Eine unserer zentralen Forderungen ist die Verbesserung des Radwegenetzes in und um Holweide. Derzeit ist das Fahrradfahren bei uns noch wenig attraktiv, da kaum Radwege oder gar gute Radstrecken vorhanden sind. Würden mehr Menschen auf das Rad umsteigen (z.B. auch in Verbindung mit ÖPNV), könnte die Holweider Verkehrssituation aber deutlich verbessert werden.

Die Bezirksvertretung Mülheim hat die Verwaltung nun beauftragt, ein Radwegekonzept zu erstellen, das insbesondere Routen nach Bergisch Gladbach vorsieht.

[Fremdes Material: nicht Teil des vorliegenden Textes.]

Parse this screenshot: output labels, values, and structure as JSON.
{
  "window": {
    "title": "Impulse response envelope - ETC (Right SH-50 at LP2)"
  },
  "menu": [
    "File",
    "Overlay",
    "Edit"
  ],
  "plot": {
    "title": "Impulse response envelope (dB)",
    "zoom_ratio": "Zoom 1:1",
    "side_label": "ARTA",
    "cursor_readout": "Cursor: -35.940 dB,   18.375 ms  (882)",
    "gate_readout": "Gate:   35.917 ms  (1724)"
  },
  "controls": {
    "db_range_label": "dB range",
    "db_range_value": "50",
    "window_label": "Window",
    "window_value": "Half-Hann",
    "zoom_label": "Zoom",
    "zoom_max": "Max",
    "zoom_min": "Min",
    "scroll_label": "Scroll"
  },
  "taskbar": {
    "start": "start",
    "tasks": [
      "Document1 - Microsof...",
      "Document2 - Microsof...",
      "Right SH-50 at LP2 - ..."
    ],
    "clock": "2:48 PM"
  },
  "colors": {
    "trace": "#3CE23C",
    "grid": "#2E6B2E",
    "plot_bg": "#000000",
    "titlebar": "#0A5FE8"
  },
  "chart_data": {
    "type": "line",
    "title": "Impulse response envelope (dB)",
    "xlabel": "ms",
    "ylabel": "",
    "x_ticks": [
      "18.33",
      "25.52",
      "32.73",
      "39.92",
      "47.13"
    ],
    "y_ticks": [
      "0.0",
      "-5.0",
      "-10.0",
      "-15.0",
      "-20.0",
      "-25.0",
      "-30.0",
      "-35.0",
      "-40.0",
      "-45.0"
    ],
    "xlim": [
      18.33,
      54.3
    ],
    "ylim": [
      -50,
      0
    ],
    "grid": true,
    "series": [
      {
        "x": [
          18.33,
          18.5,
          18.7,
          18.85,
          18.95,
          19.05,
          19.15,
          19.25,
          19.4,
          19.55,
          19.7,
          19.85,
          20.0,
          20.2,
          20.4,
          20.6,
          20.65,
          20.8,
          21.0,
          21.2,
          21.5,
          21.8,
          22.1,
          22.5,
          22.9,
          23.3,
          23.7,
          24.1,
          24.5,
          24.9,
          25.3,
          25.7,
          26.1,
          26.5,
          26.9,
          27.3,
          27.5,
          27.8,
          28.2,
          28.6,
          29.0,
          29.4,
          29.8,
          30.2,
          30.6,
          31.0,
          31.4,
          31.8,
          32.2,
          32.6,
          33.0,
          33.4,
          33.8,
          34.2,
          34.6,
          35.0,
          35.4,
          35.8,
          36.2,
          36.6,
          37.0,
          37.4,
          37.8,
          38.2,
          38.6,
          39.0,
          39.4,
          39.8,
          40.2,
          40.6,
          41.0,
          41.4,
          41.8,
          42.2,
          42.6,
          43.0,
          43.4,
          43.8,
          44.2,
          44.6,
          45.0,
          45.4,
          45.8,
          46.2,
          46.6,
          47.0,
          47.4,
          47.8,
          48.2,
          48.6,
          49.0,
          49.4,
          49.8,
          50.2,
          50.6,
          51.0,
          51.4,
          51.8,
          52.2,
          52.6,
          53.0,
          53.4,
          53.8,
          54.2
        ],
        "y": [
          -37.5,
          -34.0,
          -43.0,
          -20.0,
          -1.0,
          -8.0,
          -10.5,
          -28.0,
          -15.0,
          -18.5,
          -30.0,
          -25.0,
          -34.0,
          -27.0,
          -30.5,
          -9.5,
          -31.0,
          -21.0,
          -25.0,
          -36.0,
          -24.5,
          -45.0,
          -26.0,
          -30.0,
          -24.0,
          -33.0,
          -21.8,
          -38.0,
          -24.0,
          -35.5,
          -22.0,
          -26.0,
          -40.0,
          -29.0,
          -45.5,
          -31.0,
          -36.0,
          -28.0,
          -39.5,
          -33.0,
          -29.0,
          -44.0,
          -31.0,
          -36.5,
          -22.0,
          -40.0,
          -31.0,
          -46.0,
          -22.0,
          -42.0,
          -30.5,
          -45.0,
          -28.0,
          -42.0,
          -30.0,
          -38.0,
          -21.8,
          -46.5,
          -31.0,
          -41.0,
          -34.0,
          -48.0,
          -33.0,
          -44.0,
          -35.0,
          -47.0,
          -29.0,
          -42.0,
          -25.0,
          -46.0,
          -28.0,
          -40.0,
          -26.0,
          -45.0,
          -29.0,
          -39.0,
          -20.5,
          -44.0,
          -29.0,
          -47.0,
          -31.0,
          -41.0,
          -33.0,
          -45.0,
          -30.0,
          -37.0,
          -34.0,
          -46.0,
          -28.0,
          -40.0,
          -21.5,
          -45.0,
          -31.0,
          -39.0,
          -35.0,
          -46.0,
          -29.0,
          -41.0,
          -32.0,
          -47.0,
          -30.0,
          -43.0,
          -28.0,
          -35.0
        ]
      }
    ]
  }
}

Wir hoffen, dass dieses bald kommt und das Radfahren in Holweide und Umgebung voranbringt.


Niederschrift über die 15. Sitzung der Bezirksvertretung Mülheim in der Wahlperiode 2014/2020 am Montag, dem 30.05.2016, 17:00 Uhr bis 18:15 Uhr, Bezirksrathaus Mülheim, VHS-Saal, Wiener Platz 2a, 51065 Köln

8.1.1 gemeinsamer Antrag der Fraktion Bündnis 90/Die Grünen und der SPD-Fraktion Radwegekonzept für den Stadtbezirk Mülheim (Quelle: Ratsinformationssystem)

Frau Schlömer erläutert nochmals mündlich das dringende Erfordernis des Konzepts, um auch eine deutliche Entlastung des PKW-Verkehrs zu erlangen.

Beschluss (einstimmig beschlossen)

Die Verwaltung wird beauftragt, ein Radwegekonzept für den Stadtbezirk Mülheim zu erstellen, insbesondere unter Berücksichtigung von Velo-Routen nach Bergisch Gladbach und Leverkusen, deren Anknüpfungspunkte im Radwegekonzept Innenstadt bereits skizziert sind.

Begründung:
Gemäß der Studie „Köln mobil 2015“ soll der Anteil des sog. Umweltverbundes (ÖPNV, Rad- und Fußverkehr) deutlich ausgebaut werden. Dies ist nur möglich, wenn neben einer Attraktivierung des ÖPNV die Rahmenbedingungen für Radfahrer und Fußgänger deutlich verbessert werden. Der Ausbau des Radwegenetzes ist eine sinnvolle Ergänzung zum ÖPNV-Ausbau und kann mit dazu beitragen, die heute vom Pendlerverkehr stark belasteten Straßen zu entlasten.

BV-Beschluss: Alternierendes Parken auf der Piccoloministraße

Auf der Piccoloministraße wird häufig sehr schnell gefahren – nun hat die Bezirksvertretung Mülheim die Verwaltung beauftragt, alternierende Parkabstände und eine Tempo 30 Einzelbeschilderung umzusetzen. Damit soll der Verkehr beruhigt werden.


Niederschrift über die 14. Sitzung der Bezirksvertretung Mülheim in der Wahlperiode 2014/2020 am Montag, dem 11.04.2016, 17:05 Uhr bis 19:15 Uhr, Bezirksrathaus Mülheim, VHS-Saal, Wiener Platz 2a, 51065 Köln

9.1.1 Einrichtung Alternierendes Parken sowie Einrichtung Einzelbeschilderung Piccoloministraße (Quelle: Ratsinformationssystem)

Beschluss (einstimmig beschlossen)

Die Bezirksvertretung Mülheim beauftragt die Verwaltung, die Einrichtung von alternierenden Parkständen im Bereich der Piccoloministraße zwischen Honschaftsstraße und Buschfeldstraße entsprechend der vorgelegten Planung sowie die Einrichtung einer Tempo 30 Einzelbeschilderung umzusetzen.